The mainstream media, especially the New York Times, Washington Post, and CNN, has been getting more hysterical each day during Donald Trump’s campaign.  Their coverage has probably hurt Trump at the margins, though the returns to the manufactured outrage are diminishing.  The conservative “never-Trump” crowd is not much more credible or insightful.

There is no doubt that these outlets are investing heavily to dig up whatever they can, while the bar for outrage among persuadable voters grows higher and the MSM increasingly finds itself shouting inside an echo chamber inhabited by its already-virtuous anti-Trump readers.  What might they come up with?

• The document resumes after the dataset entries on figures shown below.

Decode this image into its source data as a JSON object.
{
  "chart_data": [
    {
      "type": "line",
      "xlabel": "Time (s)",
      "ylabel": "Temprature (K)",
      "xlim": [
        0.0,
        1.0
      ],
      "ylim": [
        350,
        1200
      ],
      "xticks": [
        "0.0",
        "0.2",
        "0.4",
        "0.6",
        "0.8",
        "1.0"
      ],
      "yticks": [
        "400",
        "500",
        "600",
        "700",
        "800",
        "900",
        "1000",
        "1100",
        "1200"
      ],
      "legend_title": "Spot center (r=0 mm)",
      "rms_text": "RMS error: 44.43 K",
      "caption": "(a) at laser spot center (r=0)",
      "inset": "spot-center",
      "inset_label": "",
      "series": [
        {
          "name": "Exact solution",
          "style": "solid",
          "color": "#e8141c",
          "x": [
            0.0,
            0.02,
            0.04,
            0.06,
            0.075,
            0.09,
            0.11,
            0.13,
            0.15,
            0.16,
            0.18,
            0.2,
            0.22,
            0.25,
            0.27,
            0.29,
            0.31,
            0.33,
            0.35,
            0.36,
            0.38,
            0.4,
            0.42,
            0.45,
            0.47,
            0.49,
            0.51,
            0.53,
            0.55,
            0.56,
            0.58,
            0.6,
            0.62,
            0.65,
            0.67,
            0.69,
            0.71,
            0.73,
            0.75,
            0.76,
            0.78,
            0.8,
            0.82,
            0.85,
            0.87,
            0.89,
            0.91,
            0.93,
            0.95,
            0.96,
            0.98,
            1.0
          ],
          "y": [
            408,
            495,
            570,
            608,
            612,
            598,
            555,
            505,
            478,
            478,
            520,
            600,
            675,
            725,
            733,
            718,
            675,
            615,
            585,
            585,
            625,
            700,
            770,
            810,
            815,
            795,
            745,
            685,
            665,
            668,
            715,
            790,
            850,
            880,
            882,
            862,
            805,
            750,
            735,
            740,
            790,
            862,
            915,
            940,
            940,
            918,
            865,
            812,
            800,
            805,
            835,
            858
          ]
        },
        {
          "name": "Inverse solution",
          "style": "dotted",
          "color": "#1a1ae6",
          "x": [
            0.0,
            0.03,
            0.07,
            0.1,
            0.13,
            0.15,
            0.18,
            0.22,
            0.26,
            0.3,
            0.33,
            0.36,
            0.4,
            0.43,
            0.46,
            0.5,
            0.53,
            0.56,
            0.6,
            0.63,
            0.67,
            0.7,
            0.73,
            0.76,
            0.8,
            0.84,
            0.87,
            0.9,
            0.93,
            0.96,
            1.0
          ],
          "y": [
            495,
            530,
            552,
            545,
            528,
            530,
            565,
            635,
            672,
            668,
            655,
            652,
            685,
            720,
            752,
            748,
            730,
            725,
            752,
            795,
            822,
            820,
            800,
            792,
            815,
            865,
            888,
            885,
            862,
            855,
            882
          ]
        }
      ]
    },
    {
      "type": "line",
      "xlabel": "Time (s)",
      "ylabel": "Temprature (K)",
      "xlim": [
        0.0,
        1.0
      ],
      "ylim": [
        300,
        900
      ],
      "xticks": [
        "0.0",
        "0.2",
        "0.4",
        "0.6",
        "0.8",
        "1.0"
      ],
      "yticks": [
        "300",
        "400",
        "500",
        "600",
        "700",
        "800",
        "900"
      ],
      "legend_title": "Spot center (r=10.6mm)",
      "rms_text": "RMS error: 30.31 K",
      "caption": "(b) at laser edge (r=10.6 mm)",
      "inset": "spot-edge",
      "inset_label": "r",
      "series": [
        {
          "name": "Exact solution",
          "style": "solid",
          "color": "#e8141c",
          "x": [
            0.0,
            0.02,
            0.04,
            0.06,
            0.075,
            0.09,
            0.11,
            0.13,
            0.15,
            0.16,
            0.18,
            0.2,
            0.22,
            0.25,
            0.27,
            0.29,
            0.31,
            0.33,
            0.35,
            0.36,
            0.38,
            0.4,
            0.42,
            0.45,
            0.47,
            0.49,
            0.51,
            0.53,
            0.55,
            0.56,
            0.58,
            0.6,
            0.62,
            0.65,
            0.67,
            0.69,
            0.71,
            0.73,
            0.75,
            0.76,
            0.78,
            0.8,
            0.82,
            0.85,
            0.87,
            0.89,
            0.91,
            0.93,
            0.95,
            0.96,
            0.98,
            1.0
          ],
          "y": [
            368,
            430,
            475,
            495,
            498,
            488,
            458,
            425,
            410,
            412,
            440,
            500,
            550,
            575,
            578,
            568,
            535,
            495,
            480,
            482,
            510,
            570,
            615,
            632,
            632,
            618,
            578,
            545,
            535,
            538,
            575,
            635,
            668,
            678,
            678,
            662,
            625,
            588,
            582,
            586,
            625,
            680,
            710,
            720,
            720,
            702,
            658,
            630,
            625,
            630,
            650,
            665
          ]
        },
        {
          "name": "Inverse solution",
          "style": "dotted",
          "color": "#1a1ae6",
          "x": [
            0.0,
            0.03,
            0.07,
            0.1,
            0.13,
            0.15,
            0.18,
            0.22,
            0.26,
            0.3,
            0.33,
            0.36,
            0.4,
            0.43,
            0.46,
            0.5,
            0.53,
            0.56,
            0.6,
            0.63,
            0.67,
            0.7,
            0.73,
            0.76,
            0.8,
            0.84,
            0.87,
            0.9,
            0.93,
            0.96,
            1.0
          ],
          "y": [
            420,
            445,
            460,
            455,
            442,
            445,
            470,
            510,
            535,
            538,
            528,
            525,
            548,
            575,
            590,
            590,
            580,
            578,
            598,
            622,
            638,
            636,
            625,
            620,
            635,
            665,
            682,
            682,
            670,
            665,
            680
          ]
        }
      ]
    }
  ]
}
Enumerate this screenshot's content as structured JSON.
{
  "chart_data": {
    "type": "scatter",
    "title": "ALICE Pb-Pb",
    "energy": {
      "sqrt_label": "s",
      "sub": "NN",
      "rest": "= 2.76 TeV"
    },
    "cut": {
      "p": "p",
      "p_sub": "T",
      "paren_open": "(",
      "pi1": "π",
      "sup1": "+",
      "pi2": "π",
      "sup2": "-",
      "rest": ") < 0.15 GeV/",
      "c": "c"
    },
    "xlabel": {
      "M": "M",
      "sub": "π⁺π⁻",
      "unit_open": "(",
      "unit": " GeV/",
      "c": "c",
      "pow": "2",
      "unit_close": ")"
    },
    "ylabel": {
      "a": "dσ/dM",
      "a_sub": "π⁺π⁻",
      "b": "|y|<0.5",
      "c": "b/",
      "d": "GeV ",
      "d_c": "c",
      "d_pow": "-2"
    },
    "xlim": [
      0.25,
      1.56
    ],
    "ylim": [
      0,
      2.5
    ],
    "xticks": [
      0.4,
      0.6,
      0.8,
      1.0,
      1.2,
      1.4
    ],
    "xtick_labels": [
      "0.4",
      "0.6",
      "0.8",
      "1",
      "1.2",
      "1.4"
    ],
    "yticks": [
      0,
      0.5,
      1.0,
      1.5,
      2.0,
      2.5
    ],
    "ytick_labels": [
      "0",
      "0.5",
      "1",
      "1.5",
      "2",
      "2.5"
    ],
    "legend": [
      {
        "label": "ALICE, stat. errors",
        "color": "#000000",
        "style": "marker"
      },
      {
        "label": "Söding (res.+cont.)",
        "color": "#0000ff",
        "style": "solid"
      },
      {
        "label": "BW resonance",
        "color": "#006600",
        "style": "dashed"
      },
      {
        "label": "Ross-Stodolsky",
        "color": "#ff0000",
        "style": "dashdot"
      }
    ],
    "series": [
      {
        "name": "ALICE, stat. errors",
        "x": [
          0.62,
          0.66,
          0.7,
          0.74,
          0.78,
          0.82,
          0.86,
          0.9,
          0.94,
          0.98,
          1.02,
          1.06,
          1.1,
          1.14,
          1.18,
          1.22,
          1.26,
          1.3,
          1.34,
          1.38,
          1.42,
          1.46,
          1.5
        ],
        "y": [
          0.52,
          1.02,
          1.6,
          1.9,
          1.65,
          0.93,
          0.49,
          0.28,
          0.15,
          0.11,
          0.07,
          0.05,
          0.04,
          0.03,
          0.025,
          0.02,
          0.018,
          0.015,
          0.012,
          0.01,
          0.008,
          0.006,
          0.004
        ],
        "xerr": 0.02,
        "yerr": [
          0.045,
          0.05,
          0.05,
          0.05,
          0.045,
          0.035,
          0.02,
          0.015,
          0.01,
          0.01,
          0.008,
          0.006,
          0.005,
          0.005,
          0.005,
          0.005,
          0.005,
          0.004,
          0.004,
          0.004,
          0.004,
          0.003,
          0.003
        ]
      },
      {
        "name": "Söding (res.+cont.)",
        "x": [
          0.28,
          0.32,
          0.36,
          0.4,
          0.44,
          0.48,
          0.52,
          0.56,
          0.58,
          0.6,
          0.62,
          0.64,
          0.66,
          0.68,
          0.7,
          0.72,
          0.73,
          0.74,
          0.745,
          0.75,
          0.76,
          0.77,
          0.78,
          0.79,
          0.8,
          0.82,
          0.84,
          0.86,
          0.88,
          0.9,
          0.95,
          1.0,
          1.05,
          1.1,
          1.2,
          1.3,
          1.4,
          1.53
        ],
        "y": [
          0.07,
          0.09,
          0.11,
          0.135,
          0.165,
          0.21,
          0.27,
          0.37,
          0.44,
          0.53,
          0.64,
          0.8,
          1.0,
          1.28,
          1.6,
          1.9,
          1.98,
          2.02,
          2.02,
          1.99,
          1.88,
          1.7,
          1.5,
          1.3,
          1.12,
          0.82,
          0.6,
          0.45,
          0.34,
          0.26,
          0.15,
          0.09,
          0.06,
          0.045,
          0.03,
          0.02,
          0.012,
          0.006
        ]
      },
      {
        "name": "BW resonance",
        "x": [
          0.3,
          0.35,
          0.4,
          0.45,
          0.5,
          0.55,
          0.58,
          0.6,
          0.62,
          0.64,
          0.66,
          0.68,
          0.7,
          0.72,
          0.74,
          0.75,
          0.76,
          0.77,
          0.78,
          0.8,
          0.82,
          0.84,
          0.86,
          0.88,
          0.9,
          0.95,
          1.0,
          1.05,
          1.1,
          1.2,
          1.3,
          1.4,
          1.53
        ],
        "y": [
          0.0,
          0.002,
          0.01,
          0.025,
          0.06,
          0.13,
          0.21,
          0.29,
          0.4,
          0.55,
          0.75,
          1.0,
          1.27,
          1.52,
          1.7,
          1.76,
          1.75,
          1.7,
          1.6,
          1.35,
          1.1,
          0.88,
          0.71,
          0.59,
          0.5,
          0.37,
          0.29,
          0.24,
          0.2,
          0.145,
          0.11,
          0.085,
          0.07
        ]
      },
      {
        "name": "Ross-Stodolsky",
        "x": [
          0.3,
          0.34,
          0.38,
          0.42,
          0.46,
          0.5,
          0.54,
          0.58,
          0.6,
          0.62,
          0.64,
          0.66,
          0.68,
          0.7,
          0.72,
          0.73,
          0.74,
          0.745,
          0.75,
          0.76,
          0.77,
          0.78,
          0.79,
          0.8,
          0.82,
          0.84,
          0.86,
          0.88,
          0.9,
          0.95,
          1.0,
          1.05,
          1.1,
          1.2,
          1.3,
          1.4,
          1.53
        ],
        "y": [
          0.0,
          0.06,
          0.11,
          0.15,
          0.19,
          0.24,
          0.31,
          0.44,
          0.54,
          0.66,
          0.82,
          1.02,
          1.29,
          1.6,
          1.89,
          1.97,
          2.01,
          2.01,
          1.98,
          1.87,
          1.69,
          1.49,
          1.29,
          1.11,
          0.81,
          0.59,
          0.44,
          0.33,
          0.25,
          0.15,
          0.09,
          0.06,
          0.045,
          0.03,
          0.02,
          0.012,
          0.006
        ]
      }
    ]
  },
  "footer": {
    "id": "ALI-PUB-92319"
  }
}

We previously speculated that the media would pursue the tried-and-true strategy of linking Trump’s family to the Nazis, however dubious any connection might be.  No doubt they are soliciting any leaks they can find about Trump’s health and finances.

It’s astonishing that someone who has employed thousands of people over the years in the inherently rough-and-tumble realm of urban real estate development  hasn’t been tarred with claims of unlawful business practices.  (A few stories about the visa statuses of Melania Trump or models he’s engaged don’t amount to much.)  No alleged unpaid wages, illegal employees, discrimination, shady permits, safety code violations, or, the holy grail, sexual harassment by some Trump office manager?  At a minimum, no disgruntled former employees who will complain about what a horrible boss he is?   (The public seems to understand that a few lawsuits and bankruptcies among thousands of real-estate ventures are normal in America.)  In reality, all of the evidence suggests that Trump is an exemplary businessman and employer.

We are holding our breath awaiting whatever scurrilous charges the press comes up with.  Perhaps it will be the conservative media, which is less lazy and even more motivated to stop Trump than is the mainstream media, that strikes hardest.